Some recipes are more than food. They’re memories, voices, hands working together, and that feeling of home you carry with you long after you’ve left.
For me, Mpiulato is exactly that.
I come from Paola, a town in Calabria, in the south of Italy, and Mpiulato is one of those breads that almost everyone knows—maybe by a different name, or with a slightly different filling. In some towns it’s called pitta, in others something else entirely. What never changes is the spirit behind it: a simple bread dough, generously filled, baked for sharing.
Traditionally, Mpiulato is made for Easter. And when I say “made,” I don’t mean quickly thrown together in one kitchen. The time it takes, the slow process, the waiting… this is all part of the tradition too.
When the neighbourhood smelled like bread
One of my clearest childhood memories is the days leading up to Easter.
In my old neighbourhood, grandmothers and mothers would gather together, each bringing something: dough, filling, trays, stories. There was flour everywhere, aprons dusted white, hands moving with the confidence that only years of repetition can give – and yes, plenty of chit-chat and gossip too. 😀
The ovens would go on and off all day, and once the breads were baked, they didn’t always stay at home. Mpiulato was meant to be shared – given to family members, neighbours, friends. A piece of bread as a way of saying: I thought of you.
That’s the kind of tradition I grew up with: warm, generous, and very human.
One bread, many versions
Across Calabria, Mpiulato changes from place to place, in both name and filling. And that’s exactly what I love about it. There is no single “correct” recipe. Mpiulato adapts. It reflects what people had available, what they liked, what they wanted to celebrate.
And maybe that’s why it has survived for generations.
Ingredients & Paola version
At its core, Mpiulato is made from very simple ingredients: flour, eggs, yeast, and water. A humble dough, enriched by time and patience. What really makes the difference, though, is the filling, and this is where every town, and every family, leaves its mark.
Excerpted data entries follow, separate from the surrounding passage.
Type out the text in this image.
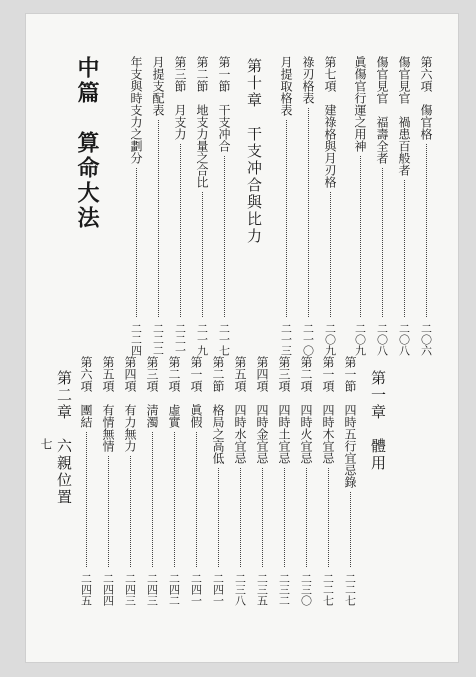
第六項　傷官格
二〇六
傷官見官　禍患百般者
二〇八
傷官見官　福壽全者
二〇八
眞傷官行運之用神
二〇九
第七項　建祿格與月刃格
二〇九
祿刃格表
二一〇
月提取格表
二一三
第十章　干支冲合與比力
第一節　干支冲合
二一七
第二節　地支力量之合比
二一九
第三節　月支力
二二一
月提支配表
二二二
年支與時支力之劃分
二二四
中篇　算命大法
第一章　體用
第一節　四時五行宜忌錄
二二七
第一項　四時木宜忌
二二七
第二項　四時火宜忌
二三〇
第三項　四時土宜忌
二三二
第四項　四時金宜忌
二三五
第五項　四時水宜忌
二三八
第二節　格局之高低
二四一
第一項　眞假
二四一
第二項　虛實
二四二
第三項　淸濁
二四三
第四項　有力無力
二四三
第五項　有情無情
二四四
第六項　團結
二四五
第二章　六親位置
七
The version we make in Paola is filled with provola cheese and salsiccia, both deeply rooted in our local food culture. And if I’m being honest, the taste of salsiccia is the strongest “home feeling” I know. One bite is enough to take me straight back – no matter where I am. It’s bold, comforting, and unmistakably Calabrian.
Why wait only once a year?
This January, while I was visiting my family, my sister made an Mpiulato.
Not for Easter. Not for a special occasion. Just because she felt like it.
And honestly? It tasted just as good – maybe even better – because it came with that unexpected joy of not waiting.
Don’t get me wrong: I love traditions. I truly do. I believe they matter, and I try to keep them alive.
But if something is so good, so comforting, so deeply tied to who we are… why should we allow ourselves to enjoy it only once a year?
Food traditions were born to bring people together. And that can happen in January just as well as in April.
Keeping traditions alive, in our own way
Making Mpiulato today might look different from how it was done years ago. Maybe it’s one person in the kitchen instead of a whole neighbourhood. Maybe it’s baked in a modern oven and shared with fewer people.
But the heart of it is still there.
Every time I make, or eat, Mpiulato, I’m back in those streets: smelling bread in the air, hearing familiar voices, feeling rooted. And that’s something I never want to lose.
So whether you make it for Easter, on a quiet winter weekend, or simply because you’re craving something comforting: make it, share it, and make it part of your story too.
Because traditions don’t disappear when we adapt them.
They stay alive when we keep baking them.